One has to search a little
to find what effect Hector MacIver had on “I Crossed the Minch” other than
being a genial host. But one critic picks out where in “I Crossed the Minch”
there is clear evidence of MacNeice and MacIver collaborating in analysis of
the difference between a dance in Shawbost, part of the “Celtic timelessness”,
and a concert in the town of Stornoway - where the dancers were “becoming
objectified, alienated products of the music industry.”
Or,
as MacNeice himself put it in “I Crossed the Minch” “… one could thank God that one was not a
citizen of Stornoway….European man at his worst.” The point that MacIver and
MacNeice seemed to be making was that the culture of entertainment in Shawbost
was an indigenous local product; the culture of Stornoway they saw as an
importation.
One
21st century Hebridean critic has written to me:
“MacNeice's view of Stornoway. What did he expect? For centuries
the town has been the antithesis of rural Lewis: anti-Gaelic, weak in religious
faith, hedonistic, eager to adopt imported behavioural trends (e.g.
cinema-going, flapper attire in the late 20s, complex female hairstyles).
Cailleachs [old ladies]from distant townships like Gravir or Brenish would actually stop to
stare at the latest outlandish fashions among the gilded urban youth.”
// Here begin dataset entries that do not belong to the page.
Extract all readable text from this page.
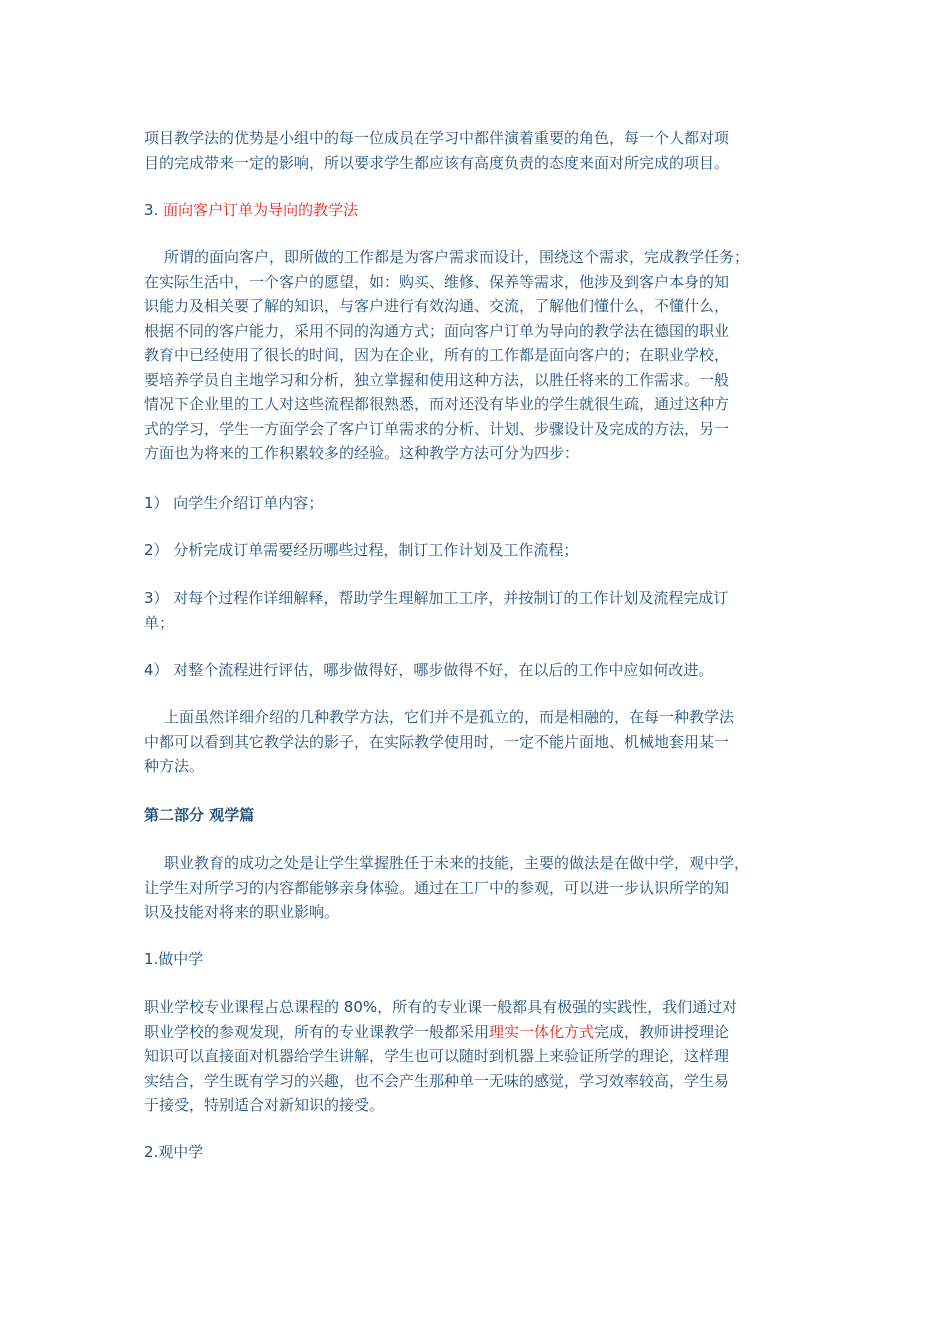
项目教学法的优势是小组中的每一位成员在学习中都伴演着重要的角色，每一个人都对项
目的完成带来一定的影响，所以要求学生都应该有高度负责的态度来面对所完成的项目。
3. 面向客户订单为导向的教学法
所谓的面向客户，即所做的工作都是为客户需求而设计，围绕这个需求，完成教学任务；
在实际生活中，一个客户的愿望，如：购买、维修、保养等需求，他涉及到客户本身的知
识能力及相关要了解的知识，与客户进行有效沟通、交流，了解他们懂什么，不懂什么，
根据不同的客户能力，采用不同的沟通方式；面向客户订单为导向的教学法在德国的职业
教育中已经使用了很长的时间，因为在企业，所有的工作都是面向客户的；在职业学校，
要培养学员自主地学习和分析，独立掌握和使用这种方法，以胜任将来的工作需求。一般
情况下企业里的工人对这些流程都很熟悉，而对还没有毕业的学生就很生疏，通过这种方
式的学习，学生一方面学会了客户订单需求的分析、计划、步骤设计及完成的方法，另一
方面也为将来的工作积累较多的经验。这种教学方法可分为四步：
1） 向学生介绍订单内容；
2） 分析完成订单需要经历哪些过程，制订工作计划及工作流程；
3） 对每个过程作详细解释，帮助学生理解加工工序，并按制订的工作计划及流程完成订
单；
4） 对整个流程进行评估，哪步做得好，哪步做得不好，在以后的工作中应如何改进。
上面虽然详细介绍的几种教学方法，它们并不是孤立的，而是相融的，在每一种教学法
中都可以看到其它教学法的影子，在实际教学使用时，一定不能片面地、机械地套用某一
种方法。
第二部分 观学篇
职业教育的成功之处是让学生掌握胜任于未来的技能，主要的做法是在做中学，观中学，
让学生对所学习的内容都能够亲身体验。通过在工厂中的参观，可以进一步认识所学的知
识及技能对将来的职业影响。
1.做中学
职业学校专业课程占总课程的 80%，所有的专业课一般都具有极强的实践性，我们通过对
职业学校的参观发现，所有的专业课教学一般都采用理实一体化方式完成，教师讲授理论
知识可以直接面对机器给学生讲解，学生也可以随时到机器上来验证所学的理论，这样理
实结合，学生既有学习的兴趣，也不会产生那种单一无味的感觉，学习效率较高，学生易
于接受，特别适合对新知识的接受。
2.观中学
How much Hector appreciated MacNeice’s
book is apparently (and sadly) unrecorded. This would have been interesting to
know, not least because of what is said by one reviewer (in 2007) on the book’s
re - publication:
“MacNeice
moans about the Island people, the drab landscape, ‘the monotony of
heather’, the food…... He gropes his way over the Islands with his eyes and
ears closed. The only conversations he records are with people of standing; the
editor of the Stornoway Gazette, which was produced in English, schoolteachers
or his middle class friends………. The locals he
mentions only in passing as a means of providing him hospitality which he
appears to accept as his right. The Gaelic language he holds up as a barrier to
local conversation”
Between
one thing and another, one can understand why the book was as poorly received
in Stornoway as it was in the MacIver home in Shawbost.